The video says it was targeted for misrepresenting Boko Haram as well as over a 2002 story on a Miss World pageant that was to be held in Nigeria, and which had generated strong controversy.

The story suggested that the prophet Mohammed may have wanted to pick a wife from the contestants, which contributed to deadly rioting in the country divided between a mainly Muslim north and predominately Christian south.

The writer left Nigeria in the wake of the controversy. The video said the writer "who committed this blasphemy is to be killed whenever the opportunity avails itself".

"God gave us this opportunity to carry out this attack on this newspaper and we will continue to launch attacks on them until they cease to exist," the voice in the video says.

No mention was made in the video of attacks on churchgoers on Sunday in the northern cities of Kano and Maiduguri which left 23 people dead.

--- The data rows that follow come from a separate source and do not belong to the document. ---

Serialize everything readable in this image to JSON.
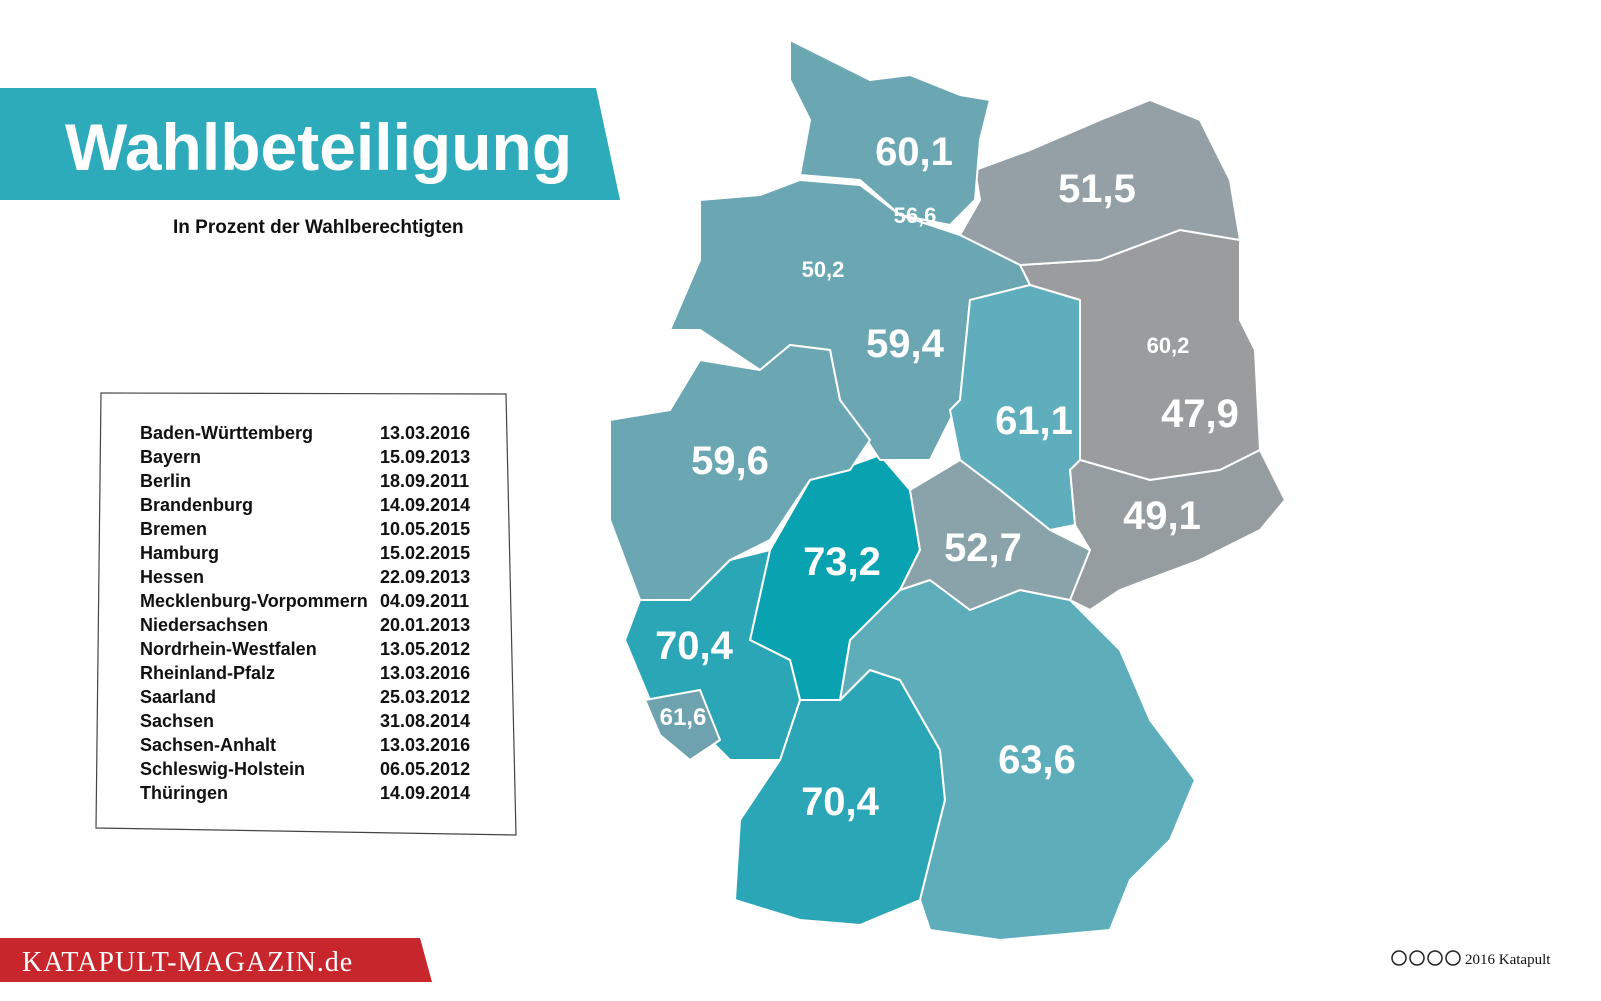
{
  "header": {
    "title": "Wahlbeteiligung",
    "subtitle": "In Prozent der Wahlberechtigten"
  },
  "table": {
    "rows": [
      [
        "Baden-Württemberg",
        "13.03.2016"
      ],
      [
        "Bayern",
        "15.09.2013"
      ],
      [
        "Berlin",
        "18.09.2011"
      ],
      [
        "Brandenburg",
        "14.09.2014"
      ],
      [
        "Bremen",
        "10.05.2015"
      ],
      [
        "Hamburg",
        "15.02.2015"
      ],
      [
        "Hessen",
        "22.09.2013"
      ],
      [
        "Mecklenburg-Vorpommern",
        "04.09.2011"
      ],
      [
        "Niedersachsen",
        "20.01.2013"
      ],
      [
        "Nordrhein-Westfalen",
        "13.05.2012"
      ],
      [
        "Rheinland-Pfalz",
        "13.03.2016"
      ],
      [
        "Saarland",
        "25.03.2012"
      ],
      [
        "Sachsen",
        "31.08.2014"
      ],
      [
        "Sachsen-Anhalt",
        "13.03.2016"
      ],
      [
        "Schleswig-Holstein",
        "06.05.2012"
      ],
      [
        "Thüringen",
        "14.09.2014"
      ]
    ]
  },
  "map": {
    "regions": [
      {
        "label": "70,4",
        "color": "#2aa6b6"
      },
      {
        "label": "63,6",
        "color": "#5eadbb"
      },
      {
        "label": "60,2",
        "color": "#7fbfcc"
      },
      {
        "label": "47,9",
        "color": "#9a9c9e"
      },
      {
        "label": "50,2",
        "color": "#6ba9b5"
      },
      {
        "label": "56,6",
        "color": "#6aa7b3"
      },
      {
        "label": "73,2",
        "color": "#08a2b1"
      },
      {
        "label": "51,5",
        "color": "#94a0a5"
      },
      {
        "label": "59,4",
        "color": "#6aa7b3"
      },
      {
        "label": "59,6",
        "color": "#6aa7b3"
      },
      {
        "label": "70,4",
        "color": "#2aa6b6"
      },
      {
        "label": "61,6",
        "color": "#6ea2ae"
      },
      {
        "label": "49,1",
        "color": "#959da1"
      },
      {
        "label": "61,1",
        "color": "#5faebd"
      },
      {
        "label": "60,1",
        "color": "#6aa7b3"
      },
      {
        "label": "52,7",
        "color": "#8aa3aa"
      }
    ]
  },
  "footer": {
    "brand": "KATAPULT-MAGAZIN.de",
    "credit": "2016 Katapult"
  }
}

The deadliest attack occurred in Kano, where gunmen opened fire and threw bombs at worshippers, gunning them down as they sought to flee. Security sources have confirmed 19 dead in that attack.

On Monday, a suicide attack targeting a senior police official's convoy in the eastern Nigerian state of Taraba killed 11 people and wounded 20. The video also fails to mention that attack.

Boko Haram's increasingly bloody insurgency has claimed more than 1,000 lives since mid-2009. The attacks on the media marked a widening of targets, which have included authorities, the United Nations and churches.